Essen. Das „Essener Babyfenster“ ist von der Beethovenstraße im Südviertel zum Elisabeth-Krankenhaus in Huttrop umgezogen. Die Zahl der Helfer nahm ab, nun betreut die Neugeborenen-Station direkt die Einrichtung.

Es ist ein ungewöhnlicher Schritt, aber er war laut den Verantwortlichen notwendig: Das Essener Babyfenster hat den Standort gewechselt. Seit gestern Mittag befindet sich die Klappe, wo Mütter in extremen Notsituationen ihr Neugeborenes in sichere Obhut geben können, am Elisabeth-Krankenhaus in Huttrop. Bisher betreuten ehrenamtliche Helfer und Schwestern des Frauenordens im Bistum die Einrichtung im Haus Nazareth an der Beethovenstraße im Südviertel. „Es braucht Menschen, die das tun, und Schwestern, die dazu in der Lage sind, die nächtliche Bereitschaft dort sicherzustellen“, sagt Sprecher Björn Enno Hermans.

Das sei von beiden Seiten her nicht mehr möglich gewesen, daher habe man sich für diesen Schritt entschieden. Ohnehin arbeitete man bereits mit der Klinik für Neu- und Frühgeborene des Krankenhauses zusammen, die die Findlinge nach der Abgabe im Fenster untersucht. Die Mitarbeiter auf deren Station werden nun direkt alarmiert, wenn eine verzweifelte Mutter ihr Kind ins Fenster legt, und sie können in Sekundenschnelle reagieren.

Ehrenamtliche Helfer blieben aus

Zwischen der Kapelle am Krankenhaus und dem Ärztehaus an der Ruhrallee liegt der neue Standort, und zwar in einer etwas verdeckten Ecklage des Hauptgebäudes. Diese ruhige Atmosphäre war ein Augenmerk der Verlagerung, denn auch am bisherigen Standort im Südviertel, wo etwa der Adoptions- und Pflegekinderdienst des Sozialdienstes katholischer Frauen (SkF) sowie das Kinderpalliativnetzwerk untergebracht sind, herrschte wenig Öffentlichkeit. Seit 2001 saß die Einrichtung dort in der Beethovenstraße: tagsüber betreut von den Mitarbeitern des SkF, „nachts war dann immer eine der Ordensschwestern mit einer oder einem Ehrenamtlichen zuständig“, so der Sprecher.
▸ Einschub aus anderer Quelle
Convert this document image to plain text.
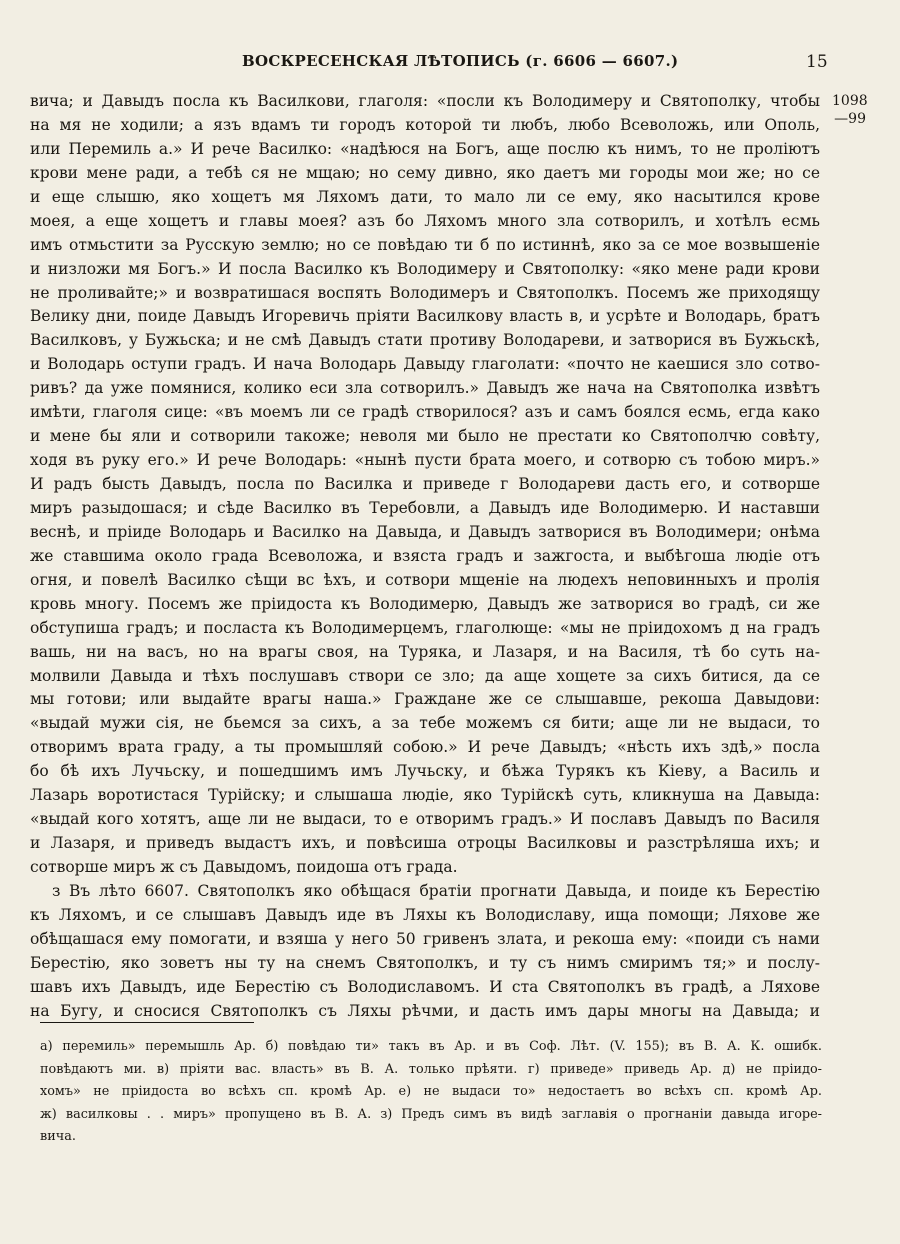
ВОСКРЕСЕНСКАЯ ЛѢТОПИСЬ (г. 6606 — 6607.)	15
1098
—99
вича; и Давыдъ посла къ Василкови, глаголя: «посли къ Володимеру и Святополку, чтобы
на мя не ходили; а язъ вдамъ ти городъ которой ти любъ, любо Всеволожь, или Ополь,
или Перемиль а.» И рече Василко: «надѣюся на Богъ, аще послю къ нимъ, то не пролiютъ
крови мене ради, а тебѣ ся не мщаю; но сему дивно, яко даетъ ми городы мои же; но се
и еще слышю, яко хощетъ мя Ляхомъ дати, то мало ли се ему, яко насытился крове
моея, а еще хощетъ и главы моея? азъ бо Ляхомъ много зла сотворилъ, и хотѣлъ есмь
имъ отмьстити за Русскую землю; но се повѣдаю ти б по истиннѣ, яко за се мое возвышенiе
и низложи мя Богъ.» И посла Василко къ Володимеру и Святополку: «яко мене ради крови
не проливайте;» и возвратишася воспять Володимеръ и Святополкъ. Посемъ же приходящу
Велику дни, поиде Давыдъ Игоревичь прiяти Василкову власть в, и усрѣте и Володарь, братъ
Василковъ, у Бужьска; и не смѣ Давыдъ стати противу Володареви, и затворися въ Бужьскѣ,
и Володарь оступи градъ. И нача Володарь Давыду глаголати: «почто не каешися зло сотво-
ривъ? да уже помянися, колико еси зла сотворилъ.» Давыдъ же нача на Святополка извѣтъ
имѣти, глаголя сице: «въ моемъ ли се градѣ створилося? азъ и самъ боялся есмь, егда како
и мене бы яли и сотворили такоже; неволя ми было не престати ко Святополчю совѣту,
ходя въ руку его.» И рече Володарь: «нынѣ пусти брата моего, и сотворю съ тобою миръ.»
И радъ бысть Давыдъ, посла по Василка и приведе г Володареви дасть его, и сотворше
миръ разыдошася; и сѣде Василко въ Теребовли, а Давыдъ иде Володимерю. И наставши
веснѣ, и прiиде Володарь и Василко на Давыда, и Давыдъ затворися въ Володимери; онѣма
же ставшима около града Всеволожа, и взяста градъ и зажгоста, и выбѣгоша людiе отъ
огня, и повелѣ Василко сѣщи вс ѣхъ, и сотвори мщенiе на людехъ неповинныхъ и пролiя
кровь многу. Посемъ же прiидоста къ Володимерю, Давыдъ же затворися во градѣ, си же
обступиша градъ; и посласта къ Володимерцемъ, глаголюще: «мы не прiидохомъ д на градъ
вашь, ни на васъ, но на врагы своя, на Туряка, и Лазаря, и на Василя, тѣ бо суть на-
молвили Давыда и тѣхъ послушавъ створи се зло; да аще хощете за сихъ битися, да се
мы готови; или выдайте врагы наша.» Граждане же се слышавше, рекоша Давыдови:
«выдай мужи сiя, не бьемся за сихъ, а за тебе можемъ ся бити; аще ли не выдаси, то
отворимъ врата граду, а ты промышляй собою.» И рече Давыдъ; «нѣсть ихъ здѣ,» посла
бо бѣ ихъ Лучьску, и пошедшимъ имъ Лучьску, и бѣжа Турякъ къ Кiеву, а Василь и
Лазарь воротистася Турiйску; и слышаша людiе, яко Турiйскѣ суть, кликнуша на Давыда:
«выдай кого хотятъ, аще ли не выдаси, то е отворимъ градъ.» И пославъ Давыдъ по Василя
и Лазаря, и приведъ выдастъ ихъ, и повѣсиша отроцы Василковы и разстрѣляша ихъ; и
сотворше миръ ж съ Давыдомъ, поидоша отъ града.
з Въ лѣто 6607. Святополкъ яко обѣщася братiи прогнати Давыда, и поиде къ Берестiю
къ Ляхомъ, и се слышавъ Давыдъ иде въ Ляхы къ Володиславу, ища помощи; Ляхове же
обѣщашася ему помогати, и взяша у него 50 гривенъ злата, и рекоша ему: «поиди съ нами
Берестiю, яко зоветъ ны ту на снемъ Святополкъ, и ту съ нимъ смиримъ тя;» и послу-
шавъ ихъ Давыдъ, иде Берестiю съ Володиславомъ. И ста Святополкъ въ градѣ, а Ляхове
на Бугу, и сносися Святополкъ съ Ляхы рѣчми, и дасть имъ дары многы на Давыда; и
а) перемиль» перемышль Ар. б) повѣдаю ти» такъ въ Ар. и въ Соф. Лѣт. (V. 155); въ В. А. К. ошибк.
повѣдаютъ ми. в) прiяти вас. власть» въ В. А. только прѣяти. г) приведе» приведь Ар. д) не прiидо-
хомъ» не прiидоста во всѣхъ сп. кромѣ Ар. е) не выдаси то» недостаетъ во всѣхъ сп. кромѣ Ар.
ж) василковы . . миръ» пропущено въ В. А. з) Предъ симъ въ видѣ заглавiя о прогнанiи давыда игоре-
вича.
Personell sei das auf Dauer nicht mehr zu leisten gewesen, besonders freiwillige Helfer blieben, wohl wegen der Verbindlichkeit des Engagements, aus.

„Besonders das Überbrücken von bestimmten Zeiten zwischen dem Tagesbetrieb und der Nacht wurde immer schwieriger. Am Wochenende mussten wir auch auf Studenten als Bereitschaftskräfte zurückgreifen“, erklärt Hermans. Die Entscheidung für den Umzug habe man ferner wegen der Debatte auf Bundesebene um die Zulässigkeit der Babyfenster abwarten müssen. „Wir befinden uns zwar weiter in einer rechtlichen Grauzone, aber das neue Gesetz von Familienministerin Schröder zur vertraulichen Geburt sieht kein Verbot vor“, berichtet er. 2017 werde der Bund voraussichtlich erneut prüfen, wie es mit den Klappen weitergeht. „In dieser Übergangszeit von drei Jahren hätten wir das Babyfenster im Haus Nazareth nicht mehr zum Laufen bekommen.“

Es hat sich nur der Standort verändert

Hermans betont: „Außer dem Standort hat sich aber wenig geändert.“ Trägerschaft und Abläufe seien weiterhin identisch. Werde ein Kind abgegeben, unterrichte man den SkF sowie die Kripo, um eine Kindesentführung ausschließen zu können. Es verbleibe meist eine Woche zur Beobachtung im Krankenhaus, so Dariusz Michna, leitender Arzt der Neugeborenen-Klinik. Danach komme der Säugling für acht Wochen in eine Bereitschafts-Pflegefamilie und werde später in eine Adoptivfamilie vermittelt. Mehr Arbeit beschert dem Verein nun aber, die Information über den neuen Standort zu verbreiten. Gerade im Internet sei es schwierig, dies an allen Stellen zu korrigieren. Offensiv werben will man schließlich auch nicht.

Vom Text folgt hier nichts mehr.